Proposition 38 would hike income taxes on a sliding scale for all but the poorest Californians, while Proposition 30 focuses tax hikes on upper-income earners and sales.

Most of Munger's money - $17.6 million - went toward television advertising. She spent $4.2 million qualifying her initiative for the ballot and $821,000 on polling.

Last month's Field Poll showed Proposition 30 had a bare majority of support at 51-36 among likely votes. But Proposition 38 fared worse with 44 percent against and 41 percent in support.

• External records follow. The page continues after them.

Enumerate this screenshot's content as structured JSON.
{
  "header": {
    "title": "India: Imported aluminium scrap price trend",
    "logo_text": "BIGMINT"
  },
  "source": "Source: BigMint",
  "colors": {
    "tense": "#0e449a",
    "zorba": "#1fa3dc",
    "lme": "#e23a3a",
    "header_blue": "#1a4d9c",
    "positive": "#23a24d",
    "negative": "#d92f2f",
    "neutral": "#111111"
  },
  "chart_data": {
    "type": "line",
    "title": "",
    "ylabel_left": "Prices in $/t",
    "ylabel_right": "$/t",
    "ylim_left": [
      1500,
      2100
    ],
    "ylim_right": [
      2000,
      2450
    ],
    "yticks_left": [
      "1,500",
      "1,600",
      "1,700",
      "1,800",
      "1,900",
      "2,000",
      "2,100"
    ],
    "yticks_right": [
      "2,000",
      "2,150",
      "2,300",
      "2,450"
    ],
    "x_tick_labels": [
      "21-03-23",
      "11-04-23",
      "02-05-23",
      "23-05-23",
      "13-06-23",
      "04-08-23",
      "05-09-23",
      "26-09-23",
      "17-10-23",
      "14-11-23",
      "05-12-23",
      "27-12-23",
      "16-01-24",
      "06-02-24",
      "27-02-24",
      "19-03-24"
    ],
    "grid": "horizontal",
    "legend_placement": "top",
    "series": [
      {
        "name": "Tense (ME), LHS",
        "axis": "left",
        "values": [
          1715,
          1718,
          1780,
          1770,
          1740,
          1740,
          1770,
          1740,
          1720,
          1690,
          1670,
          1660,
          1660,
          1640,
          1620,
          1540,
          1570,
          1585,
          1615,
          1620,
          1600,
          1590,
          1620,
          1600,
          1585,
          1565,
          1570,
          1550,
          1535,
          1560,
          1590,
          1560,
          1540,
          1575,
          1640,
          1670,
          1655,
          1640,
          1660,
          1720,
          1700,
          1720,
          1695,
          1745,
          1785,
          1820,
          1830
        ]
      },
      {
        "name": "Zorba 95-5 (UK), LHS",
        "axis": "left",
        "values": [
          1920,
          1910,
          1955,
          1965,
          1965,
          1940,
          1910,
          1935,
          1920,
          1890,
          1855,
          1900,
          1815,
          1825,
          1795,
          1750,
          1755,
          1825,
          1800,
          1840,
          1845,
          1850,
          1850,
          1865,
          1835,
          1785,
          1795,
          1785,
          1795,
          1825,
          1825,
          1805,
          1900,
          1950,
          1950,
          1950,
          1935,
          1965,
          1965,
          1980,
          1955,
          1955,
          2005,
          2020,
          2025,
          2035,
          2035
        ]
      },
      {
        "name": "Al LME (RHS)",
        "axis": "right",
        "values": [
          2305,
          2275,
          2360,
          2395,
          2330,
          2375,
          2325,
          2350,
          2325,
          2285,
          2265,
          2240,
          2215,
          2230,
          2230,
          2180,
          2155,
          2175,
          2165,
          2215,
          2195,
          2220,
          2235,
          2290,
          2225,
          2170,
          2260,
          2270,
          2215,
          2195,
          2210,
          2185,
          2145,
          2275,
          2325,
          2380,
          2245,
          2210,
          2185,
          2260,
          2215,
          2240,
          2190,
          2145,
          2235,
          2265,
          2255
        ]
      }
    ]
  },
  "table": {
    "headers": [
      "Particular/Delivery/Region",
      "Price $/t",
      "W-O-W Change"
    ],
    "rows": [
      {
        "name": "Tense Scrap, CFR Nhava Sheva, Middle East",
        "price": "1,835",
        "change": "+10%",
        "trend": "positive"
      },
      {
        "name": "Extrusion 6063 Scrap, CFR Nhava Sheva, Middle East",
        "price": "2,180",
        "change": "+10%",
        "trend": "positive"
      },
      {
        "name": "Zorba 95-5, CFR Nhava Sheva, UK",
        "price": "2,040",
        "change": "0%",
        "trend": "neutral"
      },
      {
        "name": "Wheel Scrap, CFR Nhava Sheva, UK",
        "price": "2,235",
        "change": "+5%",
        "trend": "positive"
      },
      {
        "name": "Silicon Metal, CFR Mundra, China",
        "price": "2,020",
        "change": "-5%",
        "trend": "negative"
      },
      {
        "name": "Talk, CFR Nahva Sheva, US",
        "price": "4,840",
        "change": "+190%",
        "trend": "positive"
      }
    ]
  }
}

Munger's campaign spent $1.4 million on a coterie of campaign consultants, records show. The group includes former union leaders John Hein and Dean Tipps, strategist Andrew Acosta, communications expert Donna Lucas and spokesman Nathan Ballard, among others. Another $2 million went toward "professional services," a separate category that includes attorneys but also fiscal analyst Brad Williams, University of California, San Diego professor Thad Kousser and education expert John Mockler, who has since switched over to Brown's camp.

In contrast, Brown spent $142,000 on campaign consultants. Most of the money went to SCN Strategies (Ace Smith, Sean Clegg, Dan Newman) and Paschal/Roth Public Affairs.

Brown spent $12,400 on office expenses at Sears Lofts, an Oakland complex where he once resided and has since turned into his campaign space.

Because he had yet to run television ads in September, Brown's biggest expense was $2.2 million for signature gathering that occurred on an old version of his initiative that was scrapped when he cut a deal with the California Federation of Teachers.

The No on 30 campaign reported spending $873,000 through the first nine months of the year and had $605,000 in cash on hand. Its biggest expenditure was $448,000 on radio ads.

But the committee appears poised to spend more significantly in October, having launched television ads that are backed by multimillion-dollar donations from Munger's Republican brother, Charles Munger Jr.